- Native name: Yaaguun G̱andlee (Haida)

Location
- Country: Canada
- Province: British Columbia
- Region: Haida Gwaii

Physical characteristics
- Source: Yakoun Lake
- • location: Graham Island
- • coordinates: 53°20′27″N 132°15′16″W﻿ / ﻿53.34083°N 132.25444°W
- • elevation: 103 m (338 ft)
- Mouth: Masset Inlet
- • location: Yakoun Bay
- • coordinates: 53°39′28″N 132°12′27″W﻿ / ﻿53.65778°N 132.20750°W
- • elevation: 0 m (0 ft)
- Length: 58 km (36 mi)
- Basin size: 569 km^{2} (220 sq mi),
- • average: 32.632 m^{3}/s (1,152.4 cu ft/s)

Basin features
- Topo maps: NTS 103F9 Port Clements NTS 103F8 Yakoun Lake

= Yakoun River =

The Yakoun River (Haida: Yaaguun G̱andlee)
is the largest river of Haida Gwaii, in the province of British Columbia, Canada. Located on Graham Island it flows about 58 km from Yakoun Lake north to Masset Inlet, a large saltwater bay located in the heart of the Graham Island and connected to the Pacific Ocean at Dixon Entrance via a long narrow inlet called Masset Sound.

The Yakoun River's watershed covers 550 km2, and its mean annual discharge is an estimated 32.6 m3/s. The mouth of the Yakoun River is located about 3.5 km south of Port Clements, 40 km south of Masset, and about 46 km north of Skidegate. It is about 145 km west of Prince Rupert on the mainland. Vancouver is about 800 km to the southeast. The river's watershed's land cover is classified as 63.4% conifer forest, 22.5% shrubland, and small amounts of other cover.

==Course==
The Yakoun River is located on Graham Island, the northernmost and largest island of the Haida Gwaii archipelago. The river originates at Yakoun Lake, in south-central Graham Island, just north of Slatechuck Mountain and Skidegate Channel. A number of small streams flow into Yakoun Lake, including Delta Creek, Sandstone Creek, Baddeck Creek, and Etheline Creek. Yakoun Lake and its watershed is in the Yaaguun Suu Conservancy.

The Yakoun River exits Yakoun Lake and flows generally north along a twisting path. It collects the tributary streams Brent Creek, Phantom Creek, Ghost Creek, Wilson Creek, King Creek, Drill Creek, Gold Creek, Canyon Creek, Blackbear Creek, Log Crek, Canoe Creek, and Florence Creek. As the river nears its mouth at Masset Inlet it enters the Yaaguun G̱andlaay Conservancy. It empties into Yakoun Bay, a small bay at the southeast end of Masset Inlet, a large saltwater bay located in the heart of the Graham Island.

An estuary at the mouth of Yakoun River serves as habitat for all coastal Pacific salmon species as well as cutthroat and steelhead trout.

==History==
The Yakoun River has been used by Haida people since time immemorial. Archaeological evidence indicates that the Yakoun River's watershed has been occupied for at least 10,000 years. The Yaaguun G̱andlaay Conservancy at the mouth of the river was home to Haida villages and seasonal camps. There are 25 registered archaeological sites and extensive cultural features, such as remnants of canoes and fish weirs, within the conservancy. It is considered the "River of Life" by the Haida.

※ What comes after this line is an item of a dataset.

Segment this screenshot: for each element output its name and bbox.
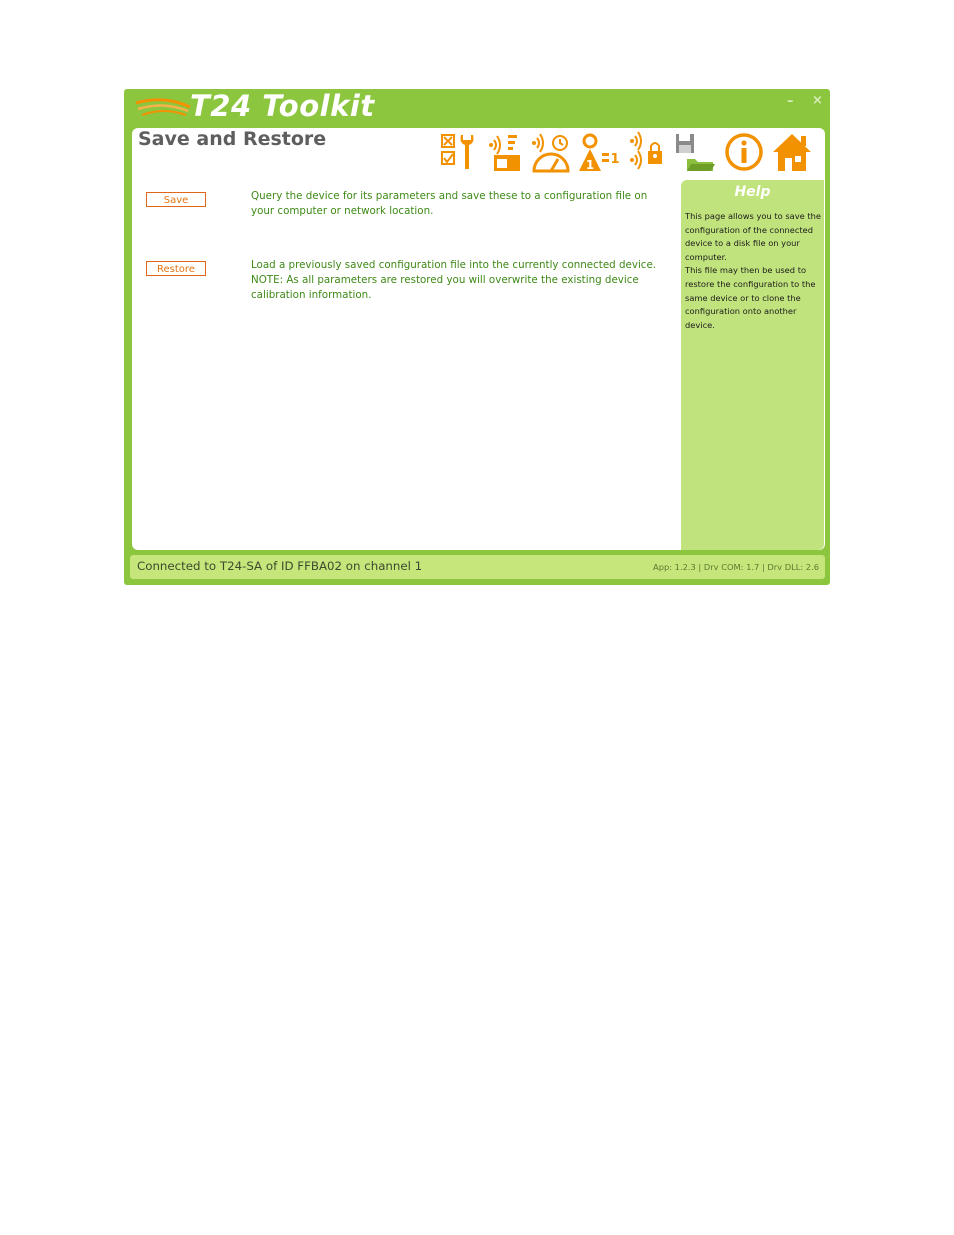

Westerners and the Haida made first contact in the late 1700s. For several decades Haida Gwaii was the center of the maritime fur trade, which brought the Haida both technology and disease. Over the century that followed the Haida experienced many epidemics and suffered major population loss, especially as a result of the 1862 Pacific Northwest smallpox epidemic. Areas like the Yakoun River were largely abandoned as the few hundred survivors consolidated in Skidegate and Masset. Since the mid-20th century the Haida have been reclaiming and making use of their traditional territory, such as the Yakoun River.

Kiidk'yaas, a unique gold-coloured sitka spruce known as the "Golden Spruce Tree", considered sacred by the Haida, grew on the west bank of the Yakoun River until 1997 when it was cut down by Grant Hadwin. Kiidk'yaas features prominently in Haida mythology. The site is tied to an ancient Haida story of a village that saw winter during the middle of the summer. Only a little boy and his grandfather survived. The boy did not heed his grandfather's words and turned into a tree.

The Yakoun River's watershed provides the Haida with continuance of traditional cultural uses, such as monumental cedar and cedar bark harvesting, medicinal plant harvesting, hunting, fishing, food gathering, as well as providing a setting for spiritual use and cultural expression through monumental art.